Monday, April 04, 2011

The Cisterns of Istanbul


Istanbul has an exceptional number of historic sights above ground. One (or rather several) is (are) located below the surface. Those are the old cisterns built to store water, but they rather look like interior of churches or a mosques than giant water tanks. Many dates back 1500 years, to the city's Byzantine era.

You can explore some of these impressive subterranean structures, that dates back as far as the 6th century, by foot. We did not, but we were given a chance to see one of the storages, when dining the last night at Sarnic, close to the Hagia Sophia.

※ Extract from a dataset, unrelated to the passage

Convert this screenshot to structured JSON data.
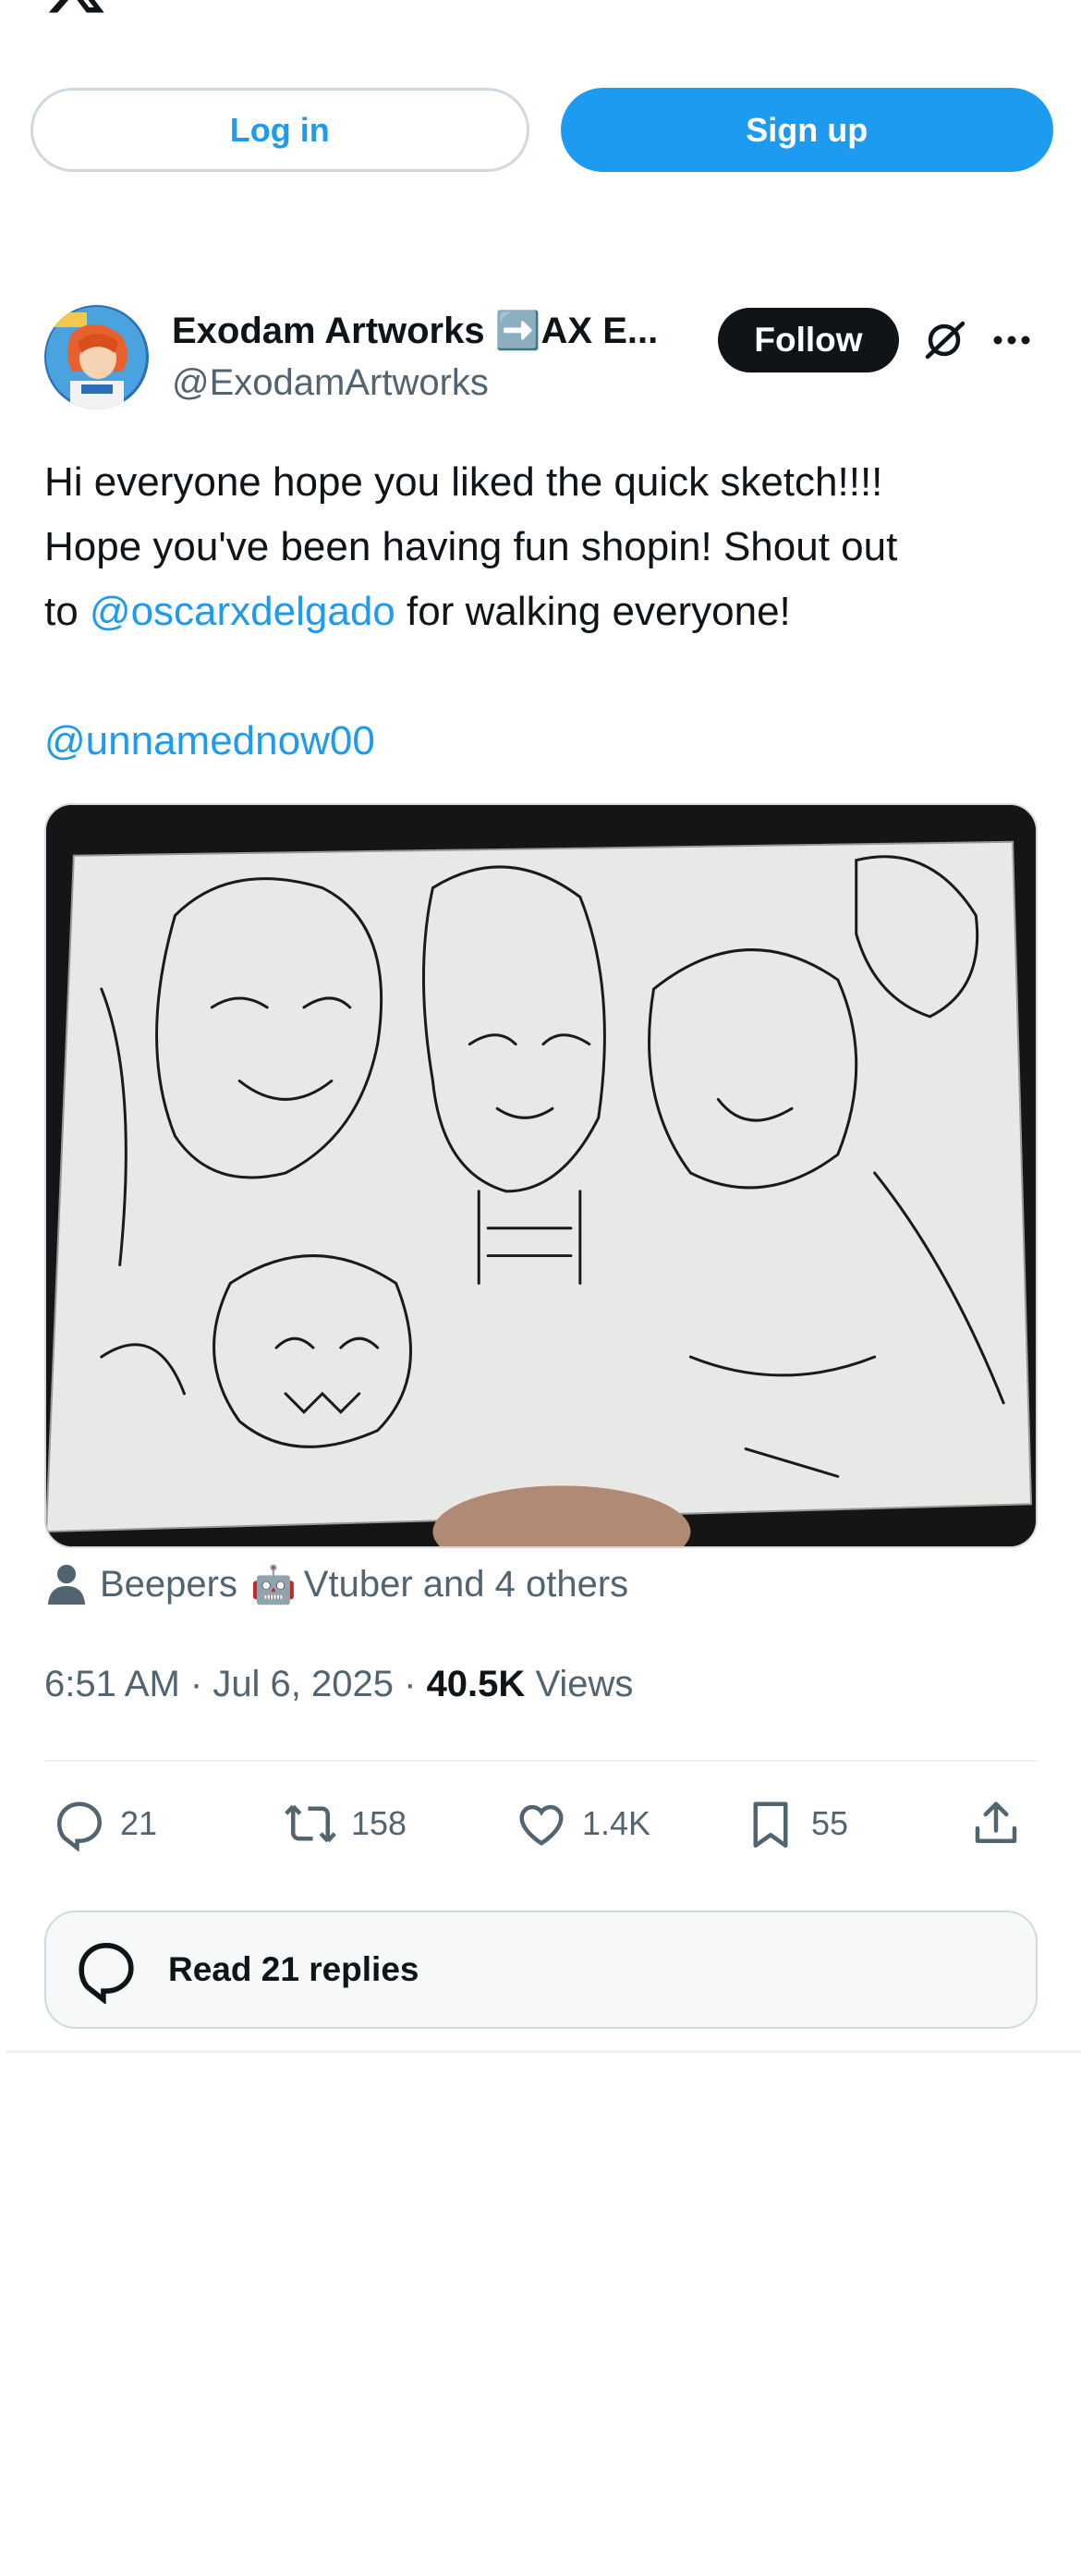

Sarnic Restaurant is located in an extraordinary building with the high domes supported on six stone piers situated at the top of the hill at the end of the row of small hotels in the narrow street immediately behind Hagia Sophia.  It was orginally built, more than a thousand years ago, as a cistern. Until recently it was used as an automobile repair shop.
It is located close to the Basilica Cistern (Turkish: Yerebatan Sarayı - "Sunken Palace", or Yerebatan Sarnıcı - "Sunken Cistern"), the largest of several hundred ancient cisterns that lie beneath the city of Istanbul. It was built in the 6th century during the reign of Byzantine Emperor Justinian I, and also  located close to the Hagia Sophia.

Sarnic is a pricy place to eat, and the food is decent but not top class. The room does, however, provide a historic atmosphere, in which to enjoy a meal.  So, in spite of the price, I still recommend this unique historic restaurant for a unique  subterranean meal.


View Istanbul A-Z 2009 Updated January 6th 2010 in a larger map

 

1 comment:

Susi said...

Such a beautiful restaurant and a very nice meal as well, even though it was expensive.